Friday, July 10, 2015

Iron Chef Morimoto at Taste of Toronto


Iron Chef Masaharu Morimoto makes a rare appearance in Toronto to show everyone why he is a Master Chef. He is interviewed by host Michelle Jobin.

                     
Iron Chef Masaharu Morimoto makes a rare appearance in Toronto to show everyone why he is the Master of Food.  He breaks down a whole 130 lb Tuna in about 20 minutes all while explaining how to do it and why we eat Sushi all wrong and cracking jokes at the same time.


He has come to Toronto to start promoting his upcoming restaurant opening in Toronto and used his demo to publicize it many times in a hilarious fashion.   Everyone there all know now that it will open in April 2016.  I am not sure what the name of the restaurant will be exactly but there was a Taste of it at The Taste of Toronto where he was doing this demo and had a booth showcasing a couple of his dishes.  The booth was called Morimoto Toronto so I don't know if that's what the restaurant will be called when it opens.

Morimoto's demo was one of the highlights of the Taste of Toronto's weekend events.  It's not everyday that you see an Iron Chef in Toronto showing you how to prep a whole Tuna.  If you are a queasy type of person that wasn't the demo for you but I guess all of the people in attendance were pretty serious food people and everyone was enthralled in the process.

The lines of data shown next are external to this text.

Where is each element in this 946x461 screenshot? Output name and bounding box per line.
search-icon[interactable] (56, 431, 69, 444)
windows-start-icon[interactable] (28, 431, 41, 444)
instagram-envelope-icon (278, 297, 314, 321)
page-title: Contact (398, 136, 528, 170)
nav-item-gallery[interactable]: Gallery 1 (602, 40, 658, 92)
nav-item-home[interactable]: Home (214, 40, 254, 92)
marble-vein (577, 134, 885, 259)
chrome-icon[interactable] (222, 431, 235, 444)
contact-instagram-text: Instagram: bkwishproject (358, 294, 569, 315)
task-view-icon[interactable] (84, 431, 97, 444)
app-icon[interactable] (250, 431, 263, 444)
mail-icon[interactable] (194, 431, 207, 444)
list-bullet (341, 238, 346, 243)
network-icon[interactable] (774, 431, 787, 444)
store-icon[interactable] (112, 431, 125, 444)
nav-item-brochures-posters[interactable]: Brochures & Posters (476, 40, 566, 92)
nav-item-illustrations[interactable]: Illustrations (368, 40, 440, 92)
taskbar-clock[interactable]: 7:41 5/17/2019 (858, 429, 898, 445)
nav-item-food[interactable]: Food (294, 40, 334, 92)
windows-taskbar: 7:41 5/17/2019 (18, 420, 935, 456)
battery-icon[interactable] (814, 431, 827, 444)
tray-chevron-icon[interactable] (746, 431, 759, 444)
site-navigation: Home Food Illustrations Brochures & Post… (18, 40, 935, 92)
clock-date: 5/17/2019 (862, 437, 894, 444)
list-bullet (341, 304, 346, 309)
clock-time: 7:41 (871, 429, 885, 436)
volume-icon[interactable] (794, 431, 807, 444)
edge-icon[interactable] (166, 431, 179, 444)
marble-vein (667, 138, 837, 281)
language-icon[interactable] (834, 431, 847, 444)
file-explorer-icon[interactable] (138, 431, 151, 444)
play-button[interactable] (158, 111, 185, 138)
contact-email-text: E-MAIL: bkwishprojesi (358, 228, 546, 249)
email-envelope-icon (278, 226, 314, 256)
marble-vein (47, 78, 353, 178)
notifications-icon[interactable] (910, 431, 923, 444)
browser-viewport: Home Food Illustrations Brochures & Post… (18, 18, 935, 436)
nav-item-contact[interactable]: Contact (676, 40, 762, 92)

After he broke it all down into different parts he cut a few slices for sushi and showed the proper way to add wasabi and how to dip the sushi on the fish side into the soy sauce and never mixing the wasabi or ginger into the soy sauce.  As Morimoto stated the Sushi chef adds different amounts of wasabi depending on the fattiness of the fish and if done properly there is no need to add extra wasabi.  The only time you would add wasabi is if you are getting sashimi.



At the Taste of Toronto I tried both of Morimoto's dishes.  One was a Uni Udon Carbonara, this was the first time I have ever had Uni and it was pretty interesting.  This dish was kind of like a slightly fishy tasting Carbonara because of the Uni.


The other dish I tried was the Toro Tuna roll which was tiny but it tasted amazing.  It was a pretty expensive bite but when you consider that the whole Tuna that Morimoto broke down is worth $3200 you can understand the expense of fresh Tuna dishes.

I got a chance to get up close and personal with him when he was at the Morimoto booth signing some postcards and was very gracious and took photos with a few people.  For me he pushed his face right up to my cell phone camera for a fun photo.  It was hard to get a good focus on him as he was moving so fast but it was a fun moment.


I hope I get a chance to go to his new restaurant when it opens but in the meantime at least I had a chance to sample a couple of his dishes at the Taste of Toronto and see how funny he is in real life.

He comes across as quiet and serious on the Iron Chef show but while in Toronto he seemed to let loose and have lot's of fun with the people at the Taste.  He was only in town for the one day so I hope he comes back to play again soon.